A cela s’ajoutent de nombreuses régulations comme le rôle protecteur des zones humides contre les inondations, celui des couverts forestiers contre l’érosion ou celui de rafraîchissement des zones urbaines par la végétation. N’oublions pas l’atténuation des effets du changement climatique par des écosystèmes diversifiés qui sont les plus résilients face à l’élévation de température et à des événements extrêmes. La biodiversité est ainsi une protection face aux effets attendus (et souvent sous-estimés) du changement climatique. Elle est également la source majeure d’innovation biomédicale, 70 % de nos médicaments ayant pour origine une molécule végétale.

LE DÉCLIN DRASTIQUE DES INSECTES ILLUSTRE À QUEL POINT NOUS SOMMES CAPABLES, EN PEU DE TEMPS, DE VIDER LA NATURE DE SES ANIMAUX

Pour dénoncer les conséquences prévisibles de la perte accélérée de la biodiversité, nous sommes souvent taxés de pessimisme… Faut-il alors fermer les yeux ? Son déclin, amplement démontré, compromet l’avenir économique et le bien-être des générations futures.

La surexploitation des ressources marines, le déclin drastique des insectes, la chute vertigineuse des populations d’oiseaux illustrent à quel point nous sommes capables en peu de temps de vider la nature de ses animaux. Car, comme l’a rappelé récemment un rapport de l’Académie des sciences, la réduction de la biodiversité est essentiellement imputable aux activités humaines, et elle est aggravée par le changement climatique et la pollution.

Effort de concertation

« Avant que Nature meure », pour reprendre le titre d’un ouvrage prémonitoire de l’ornithologue Jean Dorst, paru en 1965, le gouvernement arrivera-t-il à insuffler la réflexion et la prise de décision collectives nécessaires ? Quand celles-ci sont présentes, cela marche. Ainsi, à la suite des mesures appropriées, certaines zones de pêche auparavant menacées d’épuisement ne le sont plus et assurent aujourd’hui aux pêcheurs des revenus confortables.

Un autre domaine exige un grand effort de concertation et un travail collectif : celui de la lutte contre l’artificialisation des sols et l’étalement urbain, afin de préserver le foncier agricole et les espaces naturels. Comme pour la réduction des pesticides, cette lutte ne sera efficace que si les agriculteurs y trouvent un avantage financier, une meilleure confiance des consommateurs et une durabilité de leurs pratiques. C’est ce que propose l’agroécologie, qui remet les processus écologiques au cœur de l’agriculture.

« L’ÉROSION DE LA BIODIVERSITÉ NOUS CONCERNE TOUS »

Le gouvernement doit impérativement agir avec détermination afin de rétablir la bonne santé et la productivité des milieux terrestres et aquatiques. Il s’agit là d’un sujet aussi sensible que celui du changement climatique.
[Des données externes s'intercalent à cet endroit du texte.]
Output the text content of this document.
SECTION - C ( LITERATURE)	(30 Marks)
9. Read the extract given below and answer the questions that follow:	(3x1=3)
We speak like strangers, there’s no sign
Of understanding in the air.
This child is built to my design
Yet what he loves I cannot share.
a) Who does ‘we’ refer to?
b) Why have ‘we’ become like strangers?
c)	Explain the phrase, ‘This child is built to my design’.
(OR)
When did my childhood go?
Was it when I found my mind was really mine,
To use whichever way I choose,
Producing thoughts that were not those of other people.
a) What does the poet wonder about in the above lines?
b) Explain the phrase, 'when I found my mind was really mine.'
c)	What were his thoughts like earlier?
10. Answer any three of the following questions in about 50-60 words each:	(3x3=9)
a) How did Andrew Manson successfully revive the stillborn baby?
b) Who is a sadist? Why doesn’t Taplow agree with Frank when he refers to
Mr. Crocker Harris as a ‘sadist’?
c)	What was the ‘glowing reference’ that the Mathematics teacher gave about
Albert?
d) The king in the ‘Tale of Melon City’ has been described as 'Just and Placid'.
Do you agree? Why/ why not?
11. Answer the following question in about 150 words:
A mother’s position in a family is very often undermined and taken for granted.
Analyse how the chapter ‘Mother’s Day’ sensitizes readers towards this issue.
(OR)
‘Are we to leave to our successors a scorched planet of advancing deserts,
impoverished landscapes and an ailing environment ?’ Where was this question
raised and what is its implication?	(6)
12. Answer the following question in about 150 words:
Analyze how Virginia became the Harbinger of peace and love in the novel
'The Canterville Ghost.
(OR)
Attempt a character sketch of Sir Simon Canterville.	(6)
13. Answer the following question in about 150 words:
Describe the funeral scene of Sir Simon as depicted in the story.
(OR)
L’érosion de la biodiversité nous concerne tous car la biodiversité n’est pas une collection de timbres-poste mais le tissu de la vie dont nous faisons partie.

Par Yvon Le Maho, Sandra Lavorel, Jean-Dominique Lebreton, Pierre Auger et Claude Combes, membres de l’Académie des sciences ;

Henri Décamps, membre de l’Académie des sciences et de l’Académie d’agriculture ;

Philippe Cury, directeur de recherche à l’Institut de recherche pour le développement,

et Gilles Bœuf, président du conseil scientifique de l’Agence française pour la biodiversité.